Ell’è una vita allegra e ricca di emozioni quella del marinaio, quando non rugge la tempesta, quando non tuona il cannone, quando una calma ostinata non tiene il naviglio quasi prigioniero in mezzo alle acque. Quello stato d’isolamento nei vasti campi dell’oceano presta una piccante dolcezza a tutti i piaceri che gustar vi si possono. Havvi nella vita marittima un misto di dispotismo e di repubblica. Si obbedisce ciecamente agli ordini del capitano, ma si comanda agli elementi, ma si ride dei muggiti dell’abisso; ogni istante della traversata somiglia ad un trionfo.
La più frugale refezione si anima di schietta allegria. Prigionieri in quel fluttante edifizio, gli uomini che l’abitano si studiano a vicenda con cura; più forti vi sono gli odii e le amicizie; le relazioni sociali nulla hanno di leggero o di frivolo; i pericoli che si affrontano insieme e le fatiche, cui tutti partecipano, producono una perfetta eguaglianza fra quelli che la voce tuonante del capo dirige e conduce alla manovra od alla pugna,

Bisognava vederci sul nostro nobile naviglio il Davy Jones, la quarta sera del nostro viaggio alla Giamaica. Una mezza bottiglia di vino posta sulla tavola, bastar doveva a dieci persone, ma la cena non era cattiva; ci rallegravano le allegre canzoni del nostro amico Runner; e giammai scoppii di risa così gioiose e sincere avevano echeggiato fra le pareti solenni dei palazzi. Gli scherzi erano famigliari e senza amarezza; gli epigrammi innocenti; i motti franchi e liberi passavano da labbro a labbro; insomma eravamo felici.
Tutto che l’uomo può attristare era obbliato; tutto, financo la marcia del naviglio, che un’impulsione ognor più violenta trasportava rapidamente attraverso le onde.
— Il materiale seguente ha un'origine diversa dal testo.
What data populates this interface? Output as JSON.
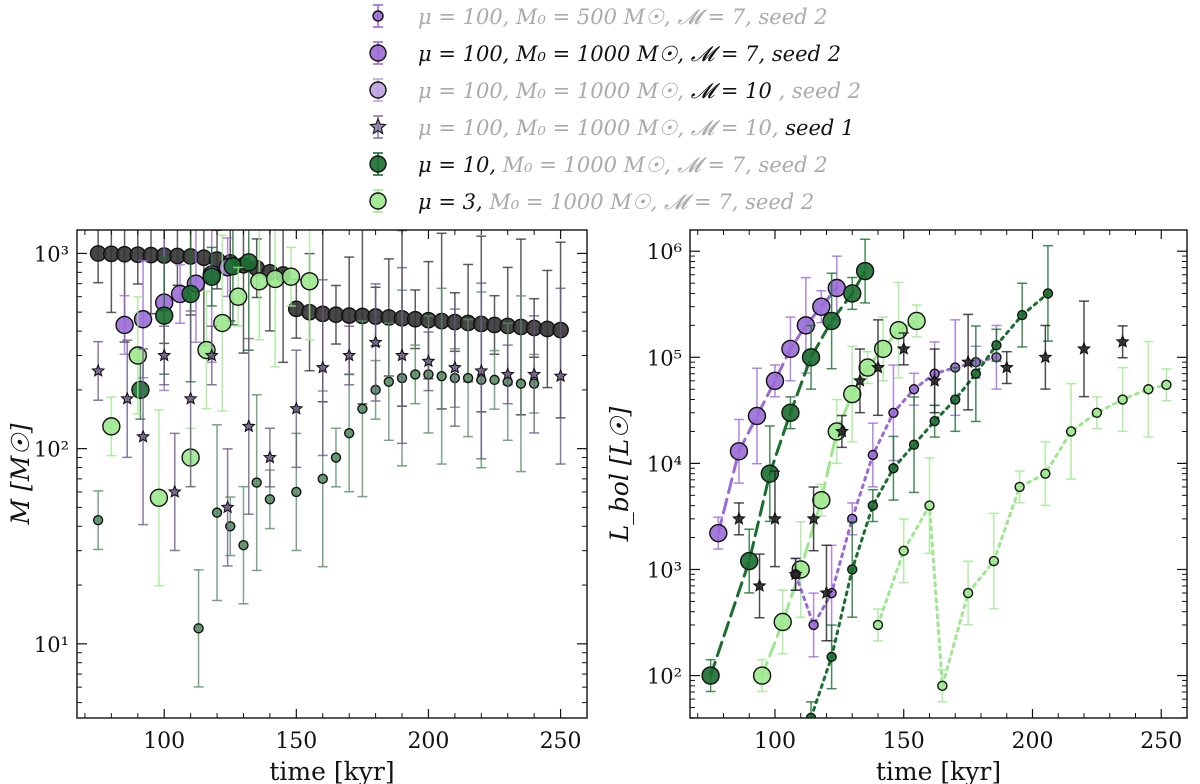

Il mare solcato dalla chiglia del vascello, scrosciava, fischiava; una brezza nascente annunciavasi con buffi frequenti e interrotti.
Ma tutte queste profezie non valevano a richiamare la nostra attenzione; questo felice disprezzo dell’avvenire non ci permetteva di prevedere, che tra brev’ora molti di noi avrebbero trovata nel mare la tomba.
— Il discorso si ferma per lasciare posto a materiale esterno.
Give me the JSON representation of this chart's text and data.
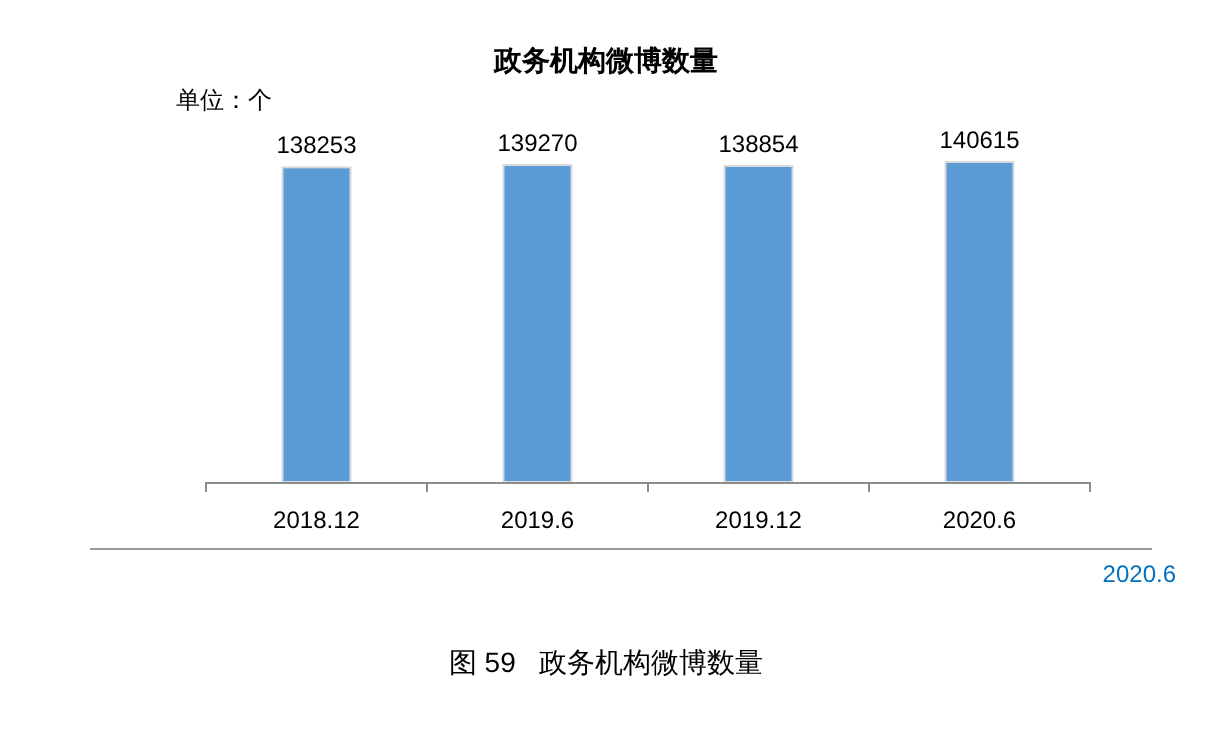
{
  "chart_data": {
    "type": "bar",
    "title": "政务机构微博数量",
    "categories": [
      "2018.12",
      "2019.6",
      "2019.12",
      "2020.6"
    ],
    "values": [
      138253,
      139270,
      138854,
      140615
    ],
    "color": "#5b9bd5",
    "data_labels": true,
    "annotations": [
      "单位：个",
      "2020.6",
      "图 59   政务机构微博数量"
    ]
  }
}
Eravamo dunque immersi in quell’indifferenza che assopisce il terrore e la previdenza dell’uomo, quando una fisonomia a noi ben nota, un volto abbronzato dal sole dei tropici, una testa calva che l’uragano e la manovra aveano resa liscia come un albero tutto nuovo, ci apparve d’improvviso silenziosamente nello spazio vuoto, che lasciava la porta semi-aperta.
Era il vecchio contro-mastro. Per la prima volta, da due ore, ci accorgemmo dei muggiti profetici che il mare udir faceva quasi per avvertirci: un calpestio di passi numerosi faceva risuonare il ponte del vascello: tutti gli occhi si volsero al contro-mastro.
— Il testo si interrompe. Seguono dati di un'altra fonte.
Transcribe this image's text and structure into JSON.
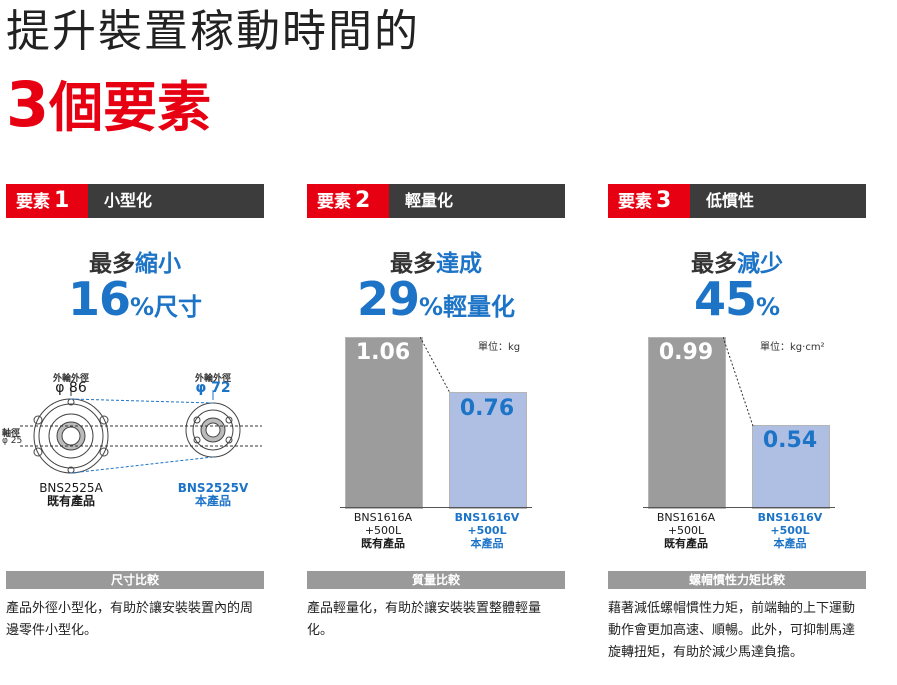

«Mille perdoni, signor Splinter, diss’egli volgendosi al luogotenente. (Non v’ ha cosa più pulita d’un dialogo marittimo, salvo alcuni ornamenti retorici, particolari alla lingua del luogo e necessarii all’energia della dizione, nelle grandi circostanze.)»
– Che volete, Kennedy? Che chiedete? Ma prima un bicchiere di grog.
– Grazie, grazie! Avremo una notte cattiva. Fa un oscuro del diavolo. Il mare è seminato di vascelli armati in corso. Impossibile di veder qualche cosa in mezzo di quest’oscurità infernale.
– Ebbene, Kennedy, che vi occorre?
– Vivaddio, continuò Kennedy, senza rispondere direttamente alla domanda, locchè succede ai più grandi oratori, mi è sembrato più d’una volta udire distintamente una vela straniera, che filasse sotto vento presso di noi; ho creduto anzi di vederla. Forse non era che la schiuma bianca…. Ma, per venire al fatto, ho bisogno d’un uomo; prestatemi per un’ora il signor Pringle che qui siede».

« (Il mio nome è Pringle. Prestare un uomo come un istromento! Ciò mi parve singolare, anzi disgustoso.) Kennedy continuò:
« Il signor Pringle ha i migliori occhi del mondo, nessuno sul vascello è più atto a renderci questo servigio. Un’ora di osservazione sul castello di prua…. la luna si leverà e tutto sarà detto!
« Va bene, rispose il tenente Splinter, volete voi andarvi, Tommaso?
Traducete queste parole con le seguenti: «Tommaso! affrettatevi ad obbedire.» Almeno sopra un vascello, quando un superiore rivolge ad un dipendente quest’ esortazione amichevole, tale è il senso necessario della medesima.
Eccomi dunque costretto ad accettare questo triste scioglimento di una dilettevole serata.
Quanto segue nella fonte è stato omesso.